Nathalie Pioch (La Marseillaise, le 11 décembre 2014)

« Des moyens pour l’hôpital public »

Dans un communiqué commun, l’UL CGT, la Mutuelle du pays martégal, la section du PCF, Ensemble et la FSU dénoncent la décision de la direction de l’hôpital qui, pour des raisons budgétaires, veut faire des économies sur les personnels : « L’activité hospitalière croît en moyenne de 5% par an, quand les budgets n’évoluent que de 2 à 2,5%. Si notre système de santé est en recul pour assurer un égal accès à des soins de qualité, ce n’est pas un problème d’organisation mais de moyens. »

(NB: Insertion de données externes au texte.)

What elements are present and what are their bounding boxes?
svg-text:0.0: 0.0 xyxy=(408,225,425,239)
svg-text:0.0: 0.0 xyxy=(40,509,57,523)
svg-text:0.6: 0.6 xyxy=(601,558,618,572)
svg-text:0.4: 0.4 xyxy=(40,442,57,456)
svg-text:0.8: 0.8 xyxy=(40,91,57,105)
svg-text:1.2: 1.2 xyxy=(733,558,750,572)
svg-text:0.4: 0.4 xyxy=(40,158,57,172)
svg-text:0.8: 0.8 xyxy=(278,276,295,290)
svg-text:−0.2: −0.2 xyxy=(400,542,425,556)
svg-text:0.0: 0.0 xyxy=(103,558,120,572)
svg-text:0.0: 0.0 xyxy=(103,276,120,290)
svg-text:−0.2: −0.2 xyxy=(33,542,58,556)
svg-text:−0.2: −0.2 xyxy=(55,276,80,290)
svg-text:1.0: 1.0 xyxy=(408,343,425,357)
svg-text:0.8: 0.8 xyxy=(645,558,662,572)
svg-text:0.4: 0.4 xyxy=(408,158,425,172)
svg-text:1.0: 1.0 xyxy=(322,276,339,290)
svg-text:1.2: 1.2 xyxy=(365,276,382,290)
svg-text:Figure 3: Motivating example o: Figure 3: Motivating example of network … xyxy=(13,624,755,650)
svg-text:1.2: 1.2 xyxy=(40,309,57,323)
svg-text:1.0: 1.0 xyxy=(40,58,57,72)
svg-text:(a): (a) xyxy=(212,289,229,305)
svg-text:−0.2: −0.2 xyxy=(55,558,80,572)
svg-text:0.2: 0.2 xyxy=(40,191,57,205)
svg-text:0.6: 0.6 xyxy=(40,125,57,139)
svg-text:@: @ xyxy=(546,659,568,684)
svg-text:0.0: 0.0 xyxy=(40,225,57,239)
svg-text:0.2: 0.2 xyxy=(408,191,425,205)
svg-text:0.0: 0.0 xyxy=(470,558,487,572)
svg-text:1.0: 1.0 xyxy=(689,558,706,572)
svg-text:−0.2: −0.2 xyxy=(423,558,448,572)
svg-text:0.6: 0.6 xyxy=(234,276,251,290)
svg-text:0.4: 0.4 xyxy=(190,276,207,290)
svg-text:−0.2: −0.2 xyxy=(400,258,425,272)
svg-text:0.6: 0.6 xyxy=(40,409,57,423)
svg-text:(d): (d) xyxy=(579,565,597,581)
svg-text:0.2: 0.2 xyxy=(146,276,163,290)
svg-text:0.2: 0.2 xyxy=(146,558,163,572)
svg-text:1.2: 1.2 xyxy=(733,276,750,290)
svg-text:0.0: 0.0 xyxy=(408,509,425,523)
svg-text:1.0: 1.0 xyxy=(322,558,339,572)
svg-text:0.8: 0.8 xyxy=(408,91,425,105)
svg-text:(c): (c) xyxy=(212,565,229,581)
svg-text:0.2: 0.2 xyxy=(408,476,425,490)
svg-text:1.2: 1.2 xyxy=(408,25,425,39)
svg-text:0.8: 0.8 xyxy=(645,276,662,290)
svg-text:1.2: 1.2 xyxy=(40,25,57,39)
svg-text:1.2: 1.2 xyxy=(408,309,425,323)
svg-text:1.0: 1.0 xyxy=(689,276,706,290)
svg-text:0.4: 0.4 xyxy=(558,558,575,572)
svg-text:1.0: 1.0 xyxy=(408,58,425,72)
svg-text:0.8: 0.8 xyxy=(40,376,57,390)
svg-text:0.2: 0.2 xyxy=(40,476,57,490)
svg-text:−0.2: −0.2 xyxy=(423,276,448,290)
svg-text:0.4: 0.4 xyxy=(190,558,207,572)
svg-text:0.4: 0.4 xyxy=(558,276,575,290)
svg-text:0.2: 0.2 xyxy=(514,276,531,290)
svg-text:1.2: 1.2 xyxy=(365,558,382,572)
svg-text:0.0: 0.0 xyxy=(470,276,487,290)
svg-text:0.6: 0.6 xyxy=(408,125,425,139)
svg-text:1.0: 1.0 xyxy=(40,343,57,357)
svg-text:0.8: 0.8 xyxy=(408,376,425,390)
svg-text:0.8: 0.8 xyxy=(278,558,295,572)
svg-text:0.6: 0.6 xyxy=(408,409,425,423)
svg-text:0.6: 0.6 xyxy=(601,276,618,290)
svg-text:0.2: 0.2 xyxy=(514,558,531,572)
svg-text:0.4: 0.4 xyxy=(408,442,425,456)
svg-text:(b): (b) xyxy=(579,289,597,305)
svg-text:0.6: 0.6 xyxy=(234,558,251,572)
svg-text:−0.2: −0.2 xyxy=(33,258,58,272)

Pour les signataires, ces mesures « ne sont qu’une étape de plus dans la dégradation des conditions de travail des personnels. Les usagers subiront ces restructuration à travers un accueil et une prise en charge dégradés, qui entraîneront des transferts d’activité vers le privé lucratif. L’accès aux soins sera réservé à ceux qui le pourront ».

Ensemble, ils exigent « la fin des politiques d’austérité et une autre répartition des richesses. Les moyens doivent être donnés à l’hôpital public et à la protection sociale pour répondre aux besoins des populations ».